Эннок лег на левый бок, на левом боку скорее удавалось заснуть, на левом боку он спал обычно по ночам. Мясник, храпевший рядом, занял почти все место у стены. Эннок отодвинул соседа чуть подальше. Мясник был добродушный человек. Мясники часто бывают грубыми, может, это и не мясник? От соседа исходило тепло, хоть спина немножко согреется, пол такой холодный. Теплоту тела надо беречь, надо теснее прижаться к мяснику, так спать еще ничего, плохо было бы лежать одному на сыром полу камеры.
Эннок почувствовал, что ему опять не хватает воздуха, и стал успокаивать себя тем, что воздух здесь действительно тяжелый: в такую конуру втиснули полсотни заключенных. «Со мной все в порядке, я сейчас засну», — внушал он себе. Спать нужно, задремать хоть на час, хоть на полчаса, иначе завтра же наступит конец.
Эннок вынужден был себе признаться, что боится завтрашнего дня, боится нового вызова: в последние дни допрос после первых же вопросов превращается в избиение. Эннок не знал, много ли еще он будет в силах вынести; этого, наверное, никто не знает, один начинает говорить сразу, другой терпит побои дольше, а третий так и умирает, не раскрыв рта. А где его, Эннока, предел? Может, правильнее было бы привести их в такую ярость, чтоб они со злости его сразу застрелили? Все равно он обречен на смерть, так зачем же подвергать себя новым и новым пыткам? Вдруг им все-таки удастся развязать ему язык, ведь никто не знает, где его предел. Кто может поручиться, что он, Эннок, не ослабеет уже в следующий раз?
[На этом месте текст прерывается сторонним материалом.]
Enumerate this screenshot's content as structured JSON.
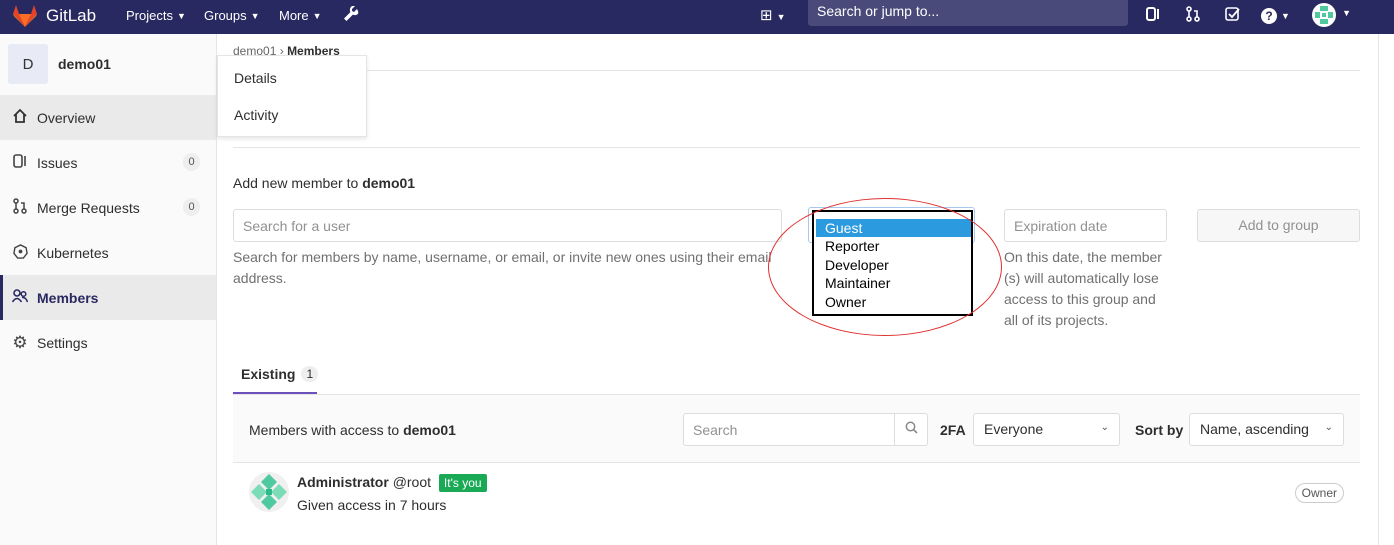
{
  "navbar": {
    "brand": "GitLab",
    "menus": [
      {
        "label": "Projects"
      },
      {
        "label": "Groups"
      },
      {
        "label": "More"
      }
    ],
    "search_placeholder": "Search or jump to...",
    "icons": [
      "plus-square-icon",
      "sidebar-icon",
      "merge-request-icon",
      "todo-check-icon",
      "help-icon",
      "user-avatar"
    ]
  },
  "sidebar": {
    "project_initial": "D",
    "project_name": "demo01",
    "items": [
      {
        "label": "Overview",
        "icon": "home-icon"
      },
      {
        "label": "Issues",
        "icon": "issues-icon",
        "count": "0"
      },
      {
        "label": "Merge Requests",
        "icon": "merge-request-icon",
        "count": "0"
      },
      {
        "label": "Kubernetes",
        "icon": "kubernetes-icon"
      },
      {
        "label": "Members",
        "icon": "members-icon"
      },
      {
        "label": "Settings",
        "icon": "gear-icon"
      }
    ]
  },
  "flyout": {
    "items": [
      "Details",
      "Activity"
    ]
  },
  "breadcrumb": {
    "parent": "demo01",
    "current": "Members"
  },
  "add_member": {
    "label_prefix": "Add new member to",
    "group_name": "demo01",
    "user_search_placeholder": "Search for a user",
    "user_search_help": "Search for members by name, username, or email, or invite new ones using their email address.",
    "roles": [
      "Guest",
      "Reporter",
      "Developer",
      "Maintainer",
      "Owner"
    ],
    "selected_role": "Guest",
    "expiration_placeholder": "Expiration date",
    "expiration_help": "On this date, the member (s) will automatically lose access to this group and all of its projects.",
    "add_button": "Add to group"
  },
  "tabs": [
    {
      "label": "Existing",
      "count": "1"
    }
  ],
  "members_panel": {
    "title_prefix": "Members with access to",
    "group_name": "demo01",
    "search_placeholder": "Search",
    "twofa_label": "2FA",
    "twofa_value": "Everyone",
    "sort_label": "Sort by",
    "sort_value": "Name, ascending"
  },
  "members": [
    {
      "name": "Administrator",
      "username": "@root",
      "badge": "It's you",
      "access": "Given access in 7 hours",
      "role": "Owner"
    }
  ],
  "colors": {
    "navbar": "#292961",
    "selected_role": "#2b9adf",
    "annotation": "#e03030",
    "badge_green": "#1aaa55"
  }
}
В груди царапает и жжет, но кашлять нельзя. А, ерунда, можно преспокойно откашляться, ведь вон там у двери кто-то натужно кашляет. Или это собака лает? У соседей есть собака, беспородная дворняга, это, наверно, она и тявкает. А вот и другой пес гавкнул… Нет, нет, нет, это не лай собаки, это кашляет человек, здесь многие простужены, помещение не отапливается, на стенках пятна плесени. О, господи, хозяйка ведь предупредила, чтоб я не выдал себя ни единым звуком, ей, видно, стало меня жаль. Будь хозяйка одна дома, тогда можно было бы, зажав рот рукой, осторожно прокашляться, на улице ничего не было бы слышно. Но сейчас нельзя, сейчас на кухне сидит гостья, болтливая старуха соседка, она без умолку говорит о каком-то сыне аптекаря, вернувшемся из Германии, и о том, что сам аптекарь умер в Дрездене от разрыва сердца. Сын аптекаря сразу ее узнал, подумать только, какой хороший, вежливый человек, не забыл старую дворничиху, поздоровался, ни капельки не чванится, хоть и служит не то в военной части, не то в полиции, не то еще где-то большую должность занимает; в прежние времена учился на пастора… Заткнуть рот платком, если иначе не удержать приступ кашля, — хозяйку нельзя подводить. Пускать на ночлег посторонних людей, укрывать неизвестных запрещается под страхом смертной казни, об этом, наверное, знала и хозяйка, но все же не отказала. Просто счастье, что он попал к отзывчивому человеку, действительно большое счастье: сейчас ведь даже люди, сочувствующие новому, совершенно терроризированы, что уж говорить о пожилой школьной уборщице, далекой от всякой политики. Скрываясь в сараях и шалашах, Эннок простудился, тело горело от жара, ему было просто необходимо хоть одну ночь провести в тепле, собраться с силами. Хозяйка заварила липовый чай и положила в него меду, завтра станет лучше, завтра можно будет продолжать путь.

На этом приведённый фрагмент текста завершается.